Allemagne, Hongrie, Slovaquie : trois pays de l'UE27 touchés par la fièvre aphteuse en trois mois

par Vincent Dedet

Temps de lecture  6 min

Emplacement des trois foyers de fièvre aphteuse confirmés le 21 mars en Slovaquie (en orange), à proximité de la frontière hongroise et du foyer (en bleu) qui avait été identifié en Hongrie le 7 mars. L'encart présente les zones réglementées respectives de chaque foyer. LeFil, d'après OMSA et svps.sk
Emplacement des trois foyers de fièvre aphteuse confirmés le 21 mars en Slovaquie (en orange), à proximité de la frontière hongroise et du foyer (en bleu) qui avait été identifié en Hongrie le 7 mars. L'encart présente les zones réglementées respectives de chaque foyer. LeFil, d'après OMSA et svps.sk
 

Trois États membres de l'UE27 ont été victimes du virus de la fièvre aphteuse au cours des trois derniers mois, avec au moins deux introductions différentes du virus. Le dernier en date, la Slovaquie, a probablement été infectée par un foyer hongrois proche de sa frontière. C'est aussi le seul pays à envisager d'emblée une vaccination.

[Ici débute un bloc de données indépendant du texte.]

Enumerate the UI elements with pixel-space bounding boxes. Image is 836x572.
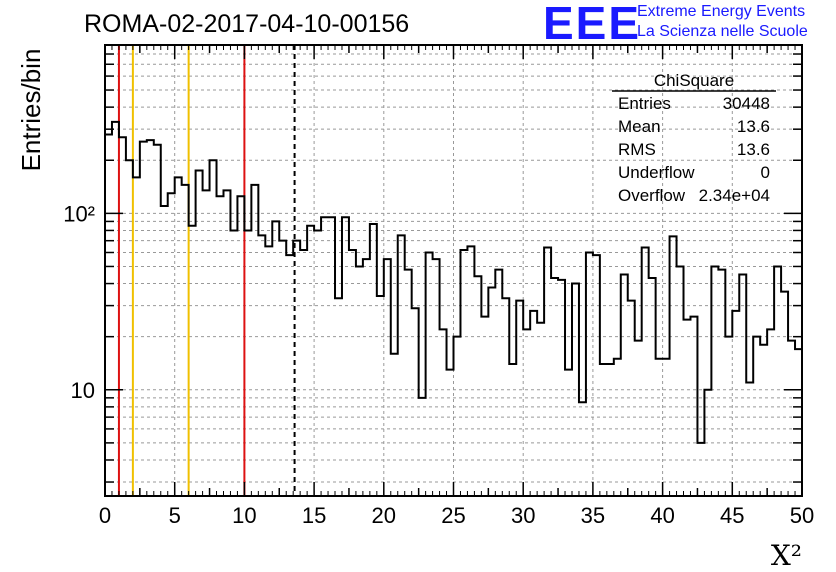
x-tick-label: 25: [441, 503, 465, 528]
tick-labels: 0 5 10 15 20 25 30 35 40 45 50 10 10²: [63, 201, 814, 528]
x-tick-label: 45: [720, 503, 744, 528]
x-tick-label: 50: [790, 503, 814, 528]
stats-value: 13.6: [737, 140, 770, 159]
stats-label: RMS: [618, 140, 656, 159]
y-axis-label: Entries/bin: [16, 49, 46, 172]
eee-logo: EEE: [543, 0, 642, 49]
x-tick-label: 30: [511, 503, 535, 528]
x-tick-label: 20: [372, 503, 396, 528]
stats-box: ChiSquare Entries 30448 Mean 13.6 RMS 13.6 Und…: [612, 71, 776, 205]
stats-label: Underflow: [618, 163, 695, 182]
stats-value: 13.6: [737, 117, 770, 136]
x-axis-label: X²: [771, 539, 802, 572]
grid: [105, 44, 802, 496]
x-tick-label: 10: [232, 503, 256, 528]
y-tick-label: 10²: [63, 201, 95, 226]
stats-label: Entries: [618, 94, 671, 113]
logo-subtitle-1: Extreme Energy Events: [637, 3, 806, 20]
logo-subtitle-2: La Scienza nelle Scuole: [637, 23, 808, 40]
stats-title: ChiSquare: [654, 71, 734, 90]
x-tick-label: 35: [581, 503, 605, 528]
x-tick-label: 5: [169, 503, 181, 528]
stats-value: 30448: [723, 94, 770, 113]
histogram-series: [105, 120, 802, 444]
stats-value: 2.34e+04: [699, 186, 770, 205]
x-tick-label: 15: [302, 503, 326, 528]
y-tick-label: 10: [71, 378, 95, 403]
stats-label: Overflow: [618, 186, 686, 205]
x-tick-label: 0: [99, 503, 111, 528]
page-title: ROMA-02-2017-04-10-00156: [84, 10, 410, 38]
stats-value: 0: [761, 163, 770, 182]
reference-lines: [117, 45, 296, 496]
stats-label: Mean: [618, 117, 661, 136]
axis-ticks: [104, 44, 803, 496]
x-tick-label: 40: [650, 503, 674, 528]
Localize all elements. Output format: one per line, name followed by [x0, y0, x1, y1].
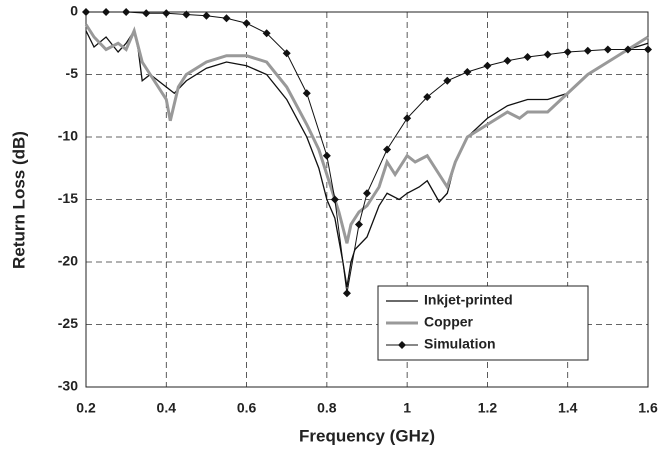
series-line: [84, 23, 649, 244]
x-axis-label: Frequency (GHz): [299, 426, 435, 445]
marker: [523, 53, 532, 61]
marker: [162, 9, 171, 18]
marker: [82, 8, 90, 16]
marker: [322, 151, 331, 160]
series-line: [86, 11, 648, 294]
x-tick-label: 0.8: [317, 400, 337, 416]
marker: [282, 49, 291, 58]
y-tick-label: -25: [58, 315, 78, 331]
marker: [202, 11, 211, 20]
marker: [383, 145, 392, 154]
marker: [423, 93, 432, 101]
marker: [182, 10, 191, 19]
marker: [302, 89, 311, 98]
legend-text: Copper: [424, 314, 474, 330]
marker: [363, 189, 371, 198]
x-tick-label: 1: [403, 400, 411, 416]
x-tick-label: 0.6: [237, 400, 257, 416]
y-axis-label: Return Loss (dB): [9, 131, 28, 269]
plot-frame: [85, 11, 649, 388]
marker: [623, 45, 632, 54]
y-tick-label: 0: [70, 3, 78, 19]
marker: [503, 56, 512, 65]
legend-text: Simulation: [424, 336, 496, 352]
marker: [563, 48, 572, 56]
x-tick-label: 0.2: [76, 400, 96, 416]
y-tick-label: -15: [58, 190, 78, 206]
marker: [342, 289, 351, 298]
y-tick-label: -30: [58, 378, 78, 394]
legend-text: Inkjet-printed: [424, 292, 513, 308]
marker: [583, 46, 592, 55]
x-tick-label: 1.2: [478, 400, 498, 416]
legend-marker: [398, 341, 406, 349]
marker: [102, 8, 111, 16]
marker: [242, 19, 251, 28]
marker: [354, 220, 363, 229]
marker: [483, 61, 492, 70]
x-tick-label: 1.6: [638, 400, 658, 416]
marker: [142, 9, 151, 18]
marker: [222, 14, 231, 23]
marker: [403, 114, 412, 123]
marker: [603, 45, 612, 54]
marker: [122, 8, 131, 16]
marker: [644, 45, 652, 54]
x-tick-label: 1.4: [558, 400, 578, 416]
y-tick-label: -5: [66, 65, 79, 81]
y-tick-label: -20: [58, 253, 78, 269]
marker: [262, 29, 271, 38]
x-tick-label: 0.4: [157, 400, 177, 416]
marker: [543, 50, 552, 59]
marker: [463, 68, 472, 76]
marker: [443, 76, 452, 85]
marker: [330, 195, 339, 204]
y-tick-label: -10: [58, 128, 78, 144]
series-line: [85, 29, 649, 288]
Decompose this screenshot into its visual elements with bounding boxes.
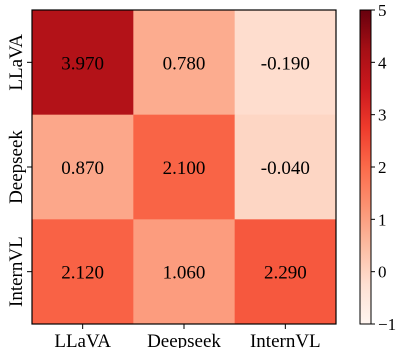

Buffles d'eau et introduction mystérieuse

Il y a eu le foyer de fièvre aphteuse confirmé en Allemagne le 10 janvier dernier sur un troupeau de buffles d'eau, en bordure d'une zone forestière, où les 14 animaux ont présenté des lésions cicatrisées faisant suspecter par les spécialistes allemands que le virus était présent depuis « au moins trois semaines » dans cette pâture. Le plus surprenant est qu'un élevage de 170 porcs situé à 800 m de là n'a jamais été infecté. L'abattage total de ces animaux n'a pas permis d'identifier l'origine de l'introduction du virus, de sérotype O. Les analyses phylogénétiques ont confirmé l'appartenance de cette souche à la lignée O/ME-SA/SA-2018, découverte pour la première fois en Inde en 2018, puis au Sri Lanka (2019), au Bangladesh (2021) et au Népal (2022). En dehors du sous-continent indien, il a été détecté aux Émirats arabes unis (2021), à Oman (2022), en Iran (2023), en Palestine (2024) et en Turquie (2024). La façon dont ce virus aphteux est arrivé en Allemagne est non élucidée, bien que, lors du comité de santé et de bien-être animal du 27 février dernier à Bruxelles, le représentant des services vétérinaires du pays avait indiqué que cette introduction était « présumée liée à un acte humain répréhensible » et donc probablement délibéré. La plus grande partie du territoire de l'Allemagne est redevenue indemne de fièvre aphteuse sans vaccination le 12 mars. Il s'agit de l'application par l'Organisation mondiale de la santé animale (OMSA, ex-OIE) des mesures de régionalisation, qui permet de ne considérer comme à risque que la zone confinée autour du seul foyer identifié en janvier. « Parallèlement, les préparatifs sont en cours pour la zone confinée, en vue d'une demande de rétablissement du statut de zone indemne de fièvre aphteuse auprès de l'OMSA dès que possible », indique le ministère fédéral allemand.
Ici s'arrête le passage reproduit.